Gohlke Holger, Ben-Shalom Ido Y, Kopitz Hannes, Pfeiffer-Marek Stefania, Baringhaus Karl-Heinz
Institute for Pharmaceutical and Medicinal Chemistry, Department of Mathematics and Natural Sciences, Heinrich Heine University Düsseldorf , 40225 Düsseldorf, Germany.
R&D/Pre-Development Sciences, Sanofi-Aventis Deutschland GmbH , Industriepark Höchst, 65926 Frankfurt am Main, Germany.
J Chem Theory Comput. 2017 Apr 11;13(4):1495-1502. doi: 10.1021/acs.jctc.7b00014. Epub 2017 Apr 3.

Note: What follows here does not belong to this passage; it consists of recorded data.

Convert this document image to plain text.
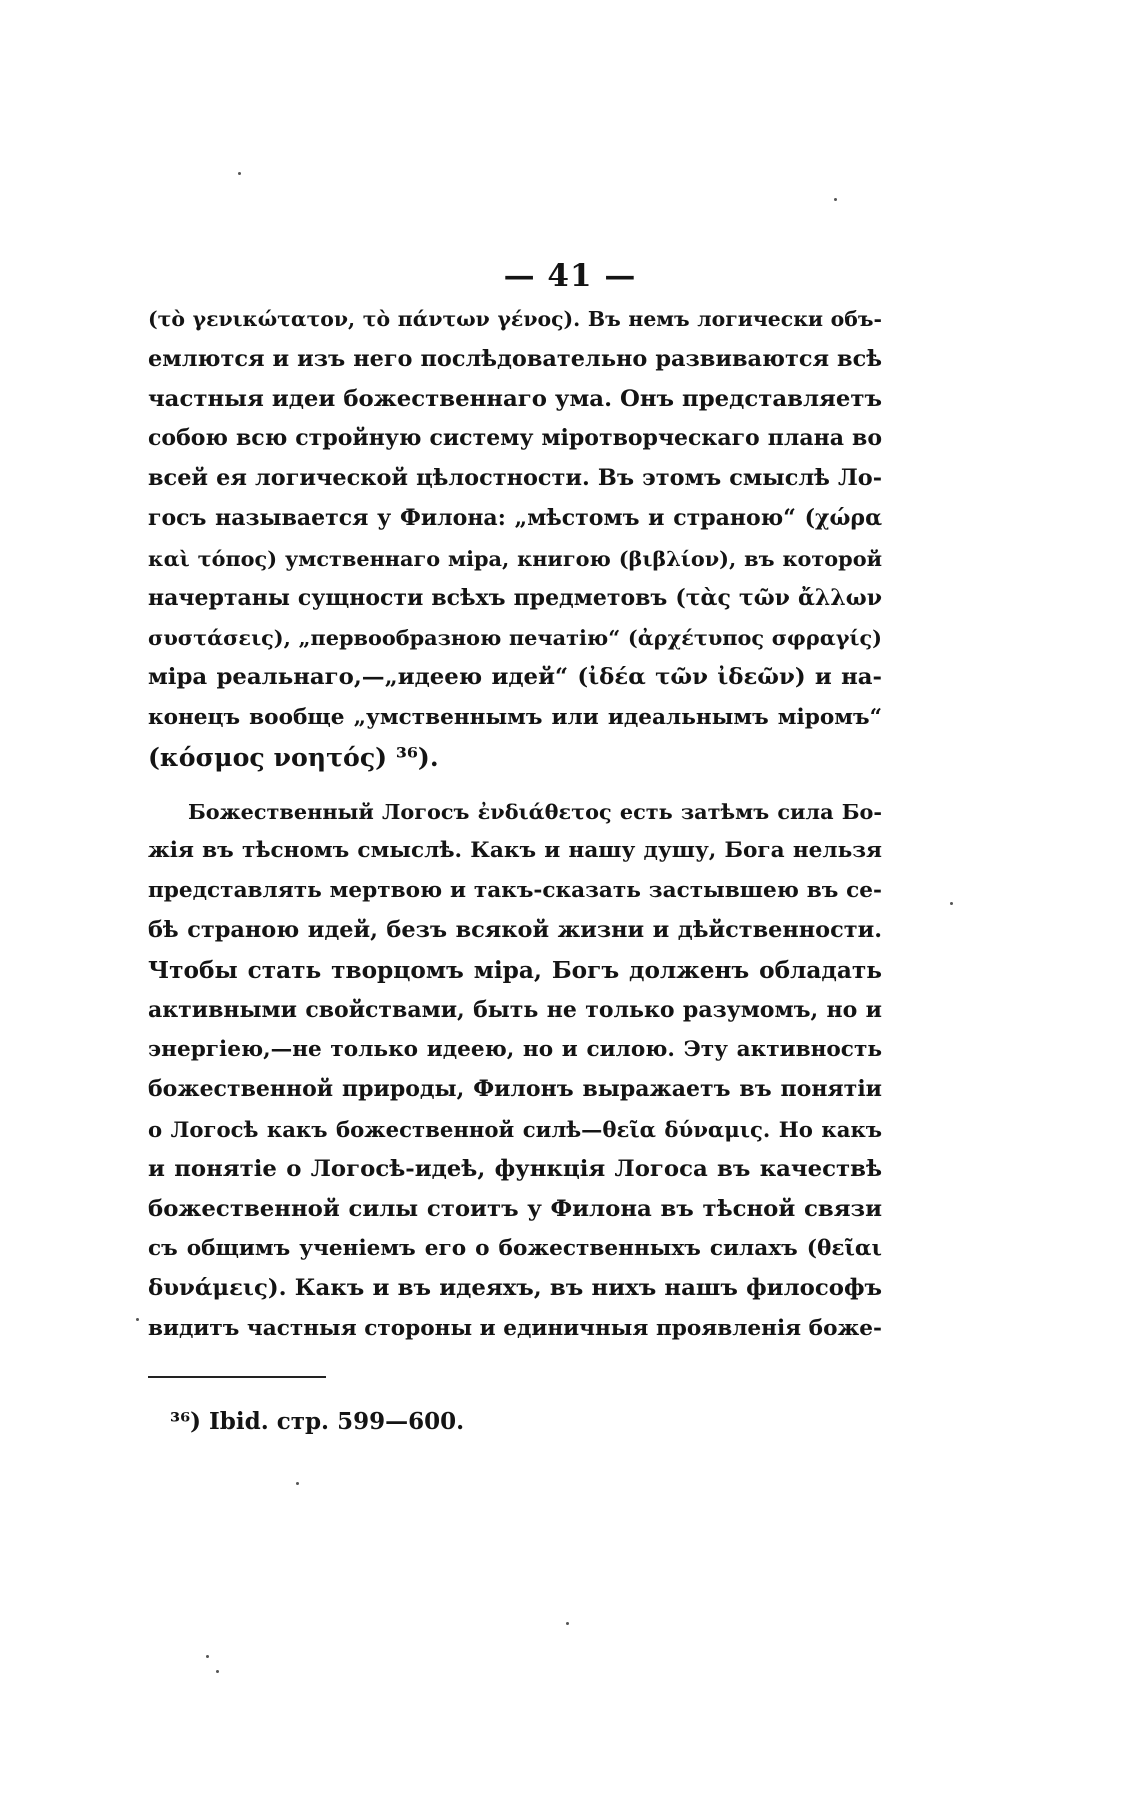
— 41 —
(τὸ γενικώτατον, τὸ πάντων γένος). Въ немъ логически объ-
емлются и изъ него послѣдовательно развиваются всѣ
частныя идеи божественнаго ума. Онъ представляетъ
собою всю стройную систему міротворческаго плана во
всей ея логической цѣлостности. Въ этомъ смыслѣ Ло-
госъ называется у Филона: „мѣстомъ и страною“ (χώρα
καὶ τόπος) умственнаго міра, книгою (βιβλίον), въ которой
начертаны сущности всѣхъ предметовъ (τὰς τῶν ἄλλων
συστάσεις), „первообразною печатію“ (ἀρχέτυπος σφραγίς)
міра реальнаго,—„идеею идей“ (ἰδέα τῶν ἰδεῶν) и на-
конецъ вообще „умственнымъ или идеальнымъ міромъ“
(κόσμος νοητός) ³⁶).
Божественный Логосъ ἐνδιάθετος есть затѣмъ сила Бо-
жія въ тѣсномъ смыслѣ. Какъ и нашу душу, Бога нельзя
представлять мертвою и такъ-сказать застывшею въ се-
бѣ страною идей, безъ всякой жизни и дѣйственности.
Чтобы стать творцомъ міра, Богъ долженъ обладать
активными свойствами, быть не только разумомъ, но и
энергіею,—не только идеею, но и силою. Эту активность
божественной природы, Филонъ выражаетъ въ понятіи
о Логосѣ какъ божественной силѣ—θεῖα δύναμις. Но какъ
и понятіе о Логосѣ-идеѣ, функція Логоса въ качествѣ
божественной силы стоитъ у Филона въ тѣсной связи
съ общимъ ученіемъ его о божественныхъ силахъ (θεῖαι
δυνάμεις). Какъ и въ идеяхъ, въ нихъ нашъ философъ
видитъ частныя стороны и единичныя проявленія боже-
³⁶) Ibid. стр. 599—600.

We introduce a computationally efficient approximation of vibrational entropy changes (ΔS) upon binding to biomolecules based on rigidity theory. From constraint network representations of the binding partners, ΔS is estimated from changes in the number of low frequency ("spongy") modes with respect to changes in the networks' coordination number. Compared to ΔS computed by normal-mode analysis (NMA), our approach yields significant and good to fair correlations for data sets of protein-protein and protein-ligand complexes. Our approach could be a valuable alternative to NMA-based ΔS computation in end-point (free) energy methods.
我们基于刚性理论引入了一种计算效率高的方法,用于近似计算与生物分子结合时的振动熵变(ΔS)。从结合伙伴的约束网络表示出发,根据低频(“海绵状”)模式数量相对于网络配位数变化的情况来估计ΔS。与通过正常模式分析(NMA)计算的ΔS相比,我们的方法对于蛋白质 - 蛋白质和蛋白质 - 配体复合物数据集产生了显著且良好到中等的相关性。在端点(自由)能量方法中,我们的方法可能是基于NMA计算ΔS的一种有价值的替代方法。